Honestly I’m honored haha and I love the confused enthusiasm 😂 I’ve been deep in this world since 2008 so I’d like to think I could do a decent job at a little beginners guide but who knows. I’m sure this is missing stuff but I have faith you’ll figure it out!! I’m gonna put this under a readmore so everyone doesn’t have to scroll for eternity to get past it lmao
the biggest thing is to read the books, and do not watch the movies if you can help it. You’re going to be struck by curiosity. You’re going to think to yourself, how bad could it really be? The answer is worse than you’re expecting. If you must, just look up the Lotus hotel scene and “don’t walk on my roof” because those are literally the only scenes worth watching out of the two movies.

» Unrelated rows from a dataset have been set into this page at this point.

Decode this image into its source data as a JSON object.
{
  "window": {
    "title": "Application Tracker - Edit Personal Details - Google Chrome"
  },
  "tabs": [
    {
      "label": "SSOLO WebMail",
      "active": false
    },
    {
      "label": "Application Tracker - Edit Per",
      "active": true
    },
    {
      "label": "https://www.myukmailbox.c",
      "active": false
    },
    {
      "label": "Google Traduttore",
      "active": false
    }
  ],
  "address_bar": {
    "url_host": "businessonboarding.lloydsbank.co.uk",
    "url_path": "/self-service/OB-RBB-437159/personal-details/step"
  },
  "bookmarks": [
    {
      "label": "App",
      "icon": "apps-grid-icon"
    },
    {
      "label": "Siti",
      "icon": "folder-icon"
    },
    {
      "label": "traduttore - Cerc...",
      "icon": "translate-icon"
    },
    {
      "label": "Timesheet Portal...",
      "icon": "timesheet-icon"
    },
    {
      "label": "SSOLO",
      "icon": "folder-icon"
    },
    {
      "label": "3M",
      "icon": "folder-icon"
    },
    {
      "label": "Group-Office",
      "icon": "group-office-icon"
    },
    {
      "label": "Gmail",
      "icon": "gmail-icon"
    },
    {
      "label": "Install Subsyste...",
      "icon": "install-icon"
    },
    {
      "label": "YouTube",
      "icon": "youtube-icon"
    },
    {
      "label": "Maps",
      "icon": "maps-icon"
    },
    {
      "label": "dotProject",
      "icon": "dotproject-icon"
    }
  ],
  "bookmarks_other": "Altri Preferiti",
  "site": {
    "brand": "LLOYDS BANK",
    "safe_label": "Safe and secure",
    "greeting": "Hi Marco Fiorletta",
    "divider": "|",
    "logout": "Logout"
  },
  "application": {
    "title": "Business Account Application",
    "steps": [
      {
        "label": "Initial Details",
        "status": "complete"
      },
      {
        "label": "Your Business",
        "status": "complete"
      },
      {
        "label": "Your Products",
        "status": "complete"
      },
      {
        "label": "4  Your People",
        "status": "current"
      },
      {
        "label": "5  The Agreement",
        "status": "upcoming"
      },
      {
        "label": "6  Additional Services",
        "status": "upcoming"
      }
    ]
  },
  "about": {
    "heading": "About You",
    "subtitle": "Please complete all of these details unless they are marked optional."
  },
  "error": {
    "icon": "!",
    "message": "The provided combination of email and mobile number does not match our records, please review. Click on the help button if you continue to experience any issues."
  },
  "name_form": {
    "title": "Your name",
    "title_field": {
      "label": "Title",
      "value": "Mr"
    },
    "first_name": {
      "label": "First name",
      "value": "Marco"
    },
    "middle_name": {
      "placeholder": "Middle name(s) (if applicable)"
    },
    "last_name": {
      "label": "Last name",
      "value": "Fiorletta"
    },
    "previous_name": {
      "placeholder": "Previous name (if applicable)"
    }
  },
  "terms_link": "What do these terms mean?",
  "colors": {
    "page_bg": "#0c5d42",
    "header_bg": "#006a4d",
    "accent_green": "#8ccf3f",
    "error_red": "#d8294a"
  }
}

As for reading order, it’s pretty straightforward. Percy Jackson and the Olympians is the first series, Heroes of Olympus is the second, and Trials of Apollo is the third. The first two series are basically required reading to engage in fan stuff, mostly because the characters for the second series are used in everything. Trials of Apollo is optional, though there are one or two big events from there that you should know that will probably be spoiled for you before you even get the chance to read it anyway lol. Personally I think they’re worth the read but people hardly reference them in fan works so you don’t need to read them to know what’s going on 98% of the time
There are also several short stories, both from the two collection books (Demigod Files and The Ultimate Guide) and from random other places. I bought physical copies of the collection books back in the day so that’s how I read them, though I’d imagine they wouldn’t be difficult to find online. I think the collection books came out sometime when the first series was still being published, so most of them take place in between books 4 & 5 of the original PJO. (You might want to double check that one to avoid spoilers lol)
In terms of Rick’s two other series, The Kane Chronicles and Magnus Chase, you don’t need to read them to know what’s going on, though there is some crossover and references which can be fun. I never finished the Magnus Chase books but the first Kane Chronicles book is super interesting, and there’s a few cute short stories with Percy/Annabeth and the characters from that series, so I think the first one is worth the read just for that. Magnus Chase has more direct involvement with Percy and Annabeth actually showing up as minor characters in the books, though you should read them after you finish HOO because I think there are some minor spoilers.
If I remember correctly the audiobooks for the original series are actually quite good, and most local libraries in the US partner with apps like Libby so you can probably listen to them for free on there! I haven’t listened to them for the second or third series so I can’t vouch for the quality of those.
Other than that, I would just say remember that the books aren’t perfect and be open to viewing them with a critical eye. It doesn’t have to ruin your reading experience to recognize problematic or even just poorly constructed elements that are in there.
That’s pretty much it!!! Sorry if that was long but I just tried to make it as detailed as possible without being totally overwhelming 😂 I’m sure it was anyway lol but honestly just have fun with it!!!